We take a look at how Muslims in Malaysia have been using tech to pass this year’s holy month in unprecedented times.
- Accommodating large family reunions
This year many families who usually spend Ramadan together are spending it apart – even university students were not given time to return home before the MCO (movement control order) came into effect. To stay connected, people are using apps such as Google Duo to keep in touch. In March, Google increased group calling from eight to 12 participants following requests from its users.
- Keeping religious services going
Ramadan is not just a time for fasting and spending time with family; it is also a time to get closer to one’s faith. With mosques closed, more Muslims are ditching social media to watch live usrah (religious discussions) videos. This year, the Prime Minister’s Department in charge of religious affairs have also started their own video series, attracting tens of thousands of subscribers.

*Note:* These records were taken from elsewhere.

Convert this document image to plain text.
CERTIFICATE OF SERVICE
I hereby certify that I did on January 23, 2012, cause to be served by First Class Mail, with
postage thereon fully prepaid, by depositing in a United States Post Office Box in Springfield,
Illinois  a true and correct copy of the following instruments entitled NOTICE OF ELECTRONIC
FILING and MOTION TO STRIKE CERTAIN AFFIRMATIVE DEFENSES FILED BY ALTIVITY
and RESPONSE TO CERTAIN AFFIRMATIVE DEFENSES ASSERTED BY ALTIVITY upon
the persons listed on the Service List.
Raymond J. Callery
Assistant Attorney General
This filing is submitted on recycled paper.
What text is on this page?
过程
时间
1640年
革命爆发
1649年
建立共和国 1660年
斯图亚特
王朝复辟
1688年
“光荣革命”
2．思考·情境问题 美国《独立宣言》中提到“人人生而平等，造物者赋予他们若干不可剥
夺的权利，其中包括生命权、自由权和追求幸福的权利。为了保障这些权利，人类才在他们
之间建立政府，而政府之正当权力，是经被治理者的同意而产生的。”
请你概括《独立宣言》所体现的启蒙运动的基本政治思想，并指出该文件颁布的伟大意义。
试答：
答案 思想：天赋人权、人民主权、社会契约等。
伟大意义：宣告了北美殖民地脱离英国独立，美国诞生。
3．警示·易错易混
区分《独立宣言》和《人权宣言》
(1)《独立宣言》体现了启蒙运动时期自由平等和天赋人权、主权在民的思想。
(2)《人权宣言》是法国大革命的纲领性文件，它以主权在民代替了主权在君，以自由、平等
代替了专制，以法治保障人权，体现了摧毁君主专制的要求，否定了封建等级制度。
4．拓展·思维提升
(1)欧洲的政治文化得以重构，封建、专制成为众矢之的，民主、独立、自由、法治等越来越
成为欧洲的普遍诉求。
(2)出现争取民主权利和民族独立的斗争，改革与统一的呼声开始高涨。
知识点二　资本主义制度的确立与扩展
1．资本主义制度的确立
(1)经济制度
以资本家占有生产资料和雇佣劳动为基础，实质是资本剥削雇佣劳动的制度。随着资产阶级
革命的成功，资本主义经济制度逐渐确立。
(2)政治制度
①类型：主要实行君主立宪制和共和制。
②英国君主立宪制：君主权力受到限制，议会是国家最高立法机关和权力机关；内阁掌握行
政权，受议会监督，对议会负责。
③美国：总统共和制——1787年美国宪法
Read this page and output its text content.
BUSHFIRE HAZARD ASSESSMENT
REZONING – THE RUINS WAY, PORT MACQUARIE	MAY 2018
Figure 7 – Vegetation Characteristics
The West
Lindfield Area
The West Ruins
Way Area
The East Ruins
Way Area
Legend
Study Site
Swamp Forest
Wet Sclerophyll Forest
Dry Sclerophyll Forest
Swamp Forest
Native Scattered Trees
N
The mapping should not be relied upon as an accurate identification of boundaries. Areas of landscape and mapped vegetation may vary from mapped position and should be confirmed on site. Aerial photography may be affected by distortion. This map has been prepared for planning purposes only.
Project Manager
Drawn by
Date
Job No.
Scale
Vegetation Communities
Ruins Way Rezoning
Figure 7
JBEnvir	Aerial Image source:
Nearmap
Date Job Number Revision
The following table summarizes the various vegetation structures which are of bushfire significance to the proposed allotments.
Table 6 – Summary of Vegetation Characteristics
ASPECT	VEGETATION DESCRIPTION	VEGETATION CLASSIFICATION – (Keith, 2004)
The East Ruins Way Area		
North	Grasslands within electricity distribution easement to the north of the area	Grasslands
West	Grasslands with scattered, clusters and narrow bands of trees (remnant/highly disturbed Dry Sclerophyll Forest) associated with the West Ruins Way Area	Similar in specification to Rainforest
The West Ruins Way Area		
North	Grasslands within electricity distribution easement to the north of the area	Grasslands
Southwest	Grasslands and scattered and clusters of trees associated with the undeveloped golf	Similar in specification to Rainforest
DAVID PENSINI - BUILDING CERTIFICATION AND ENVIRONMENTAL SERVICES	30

- Recreating Ramadan bazaars online
Ramadan bazaars, places where people can go after sunset to grab a bite to eat, have adapted to the MCO. Many hawkers have jumped on existing food delivery services like Grab and Foodpanda, but Instagram, which boasts having around one-third of Malaysia’s population on its platform, has released “Order Food” stickers and buttons to be inserted onto stories and profiles. Some Malaysian states, including Pahang and Selangor, have also added food delivery features to their online platforms.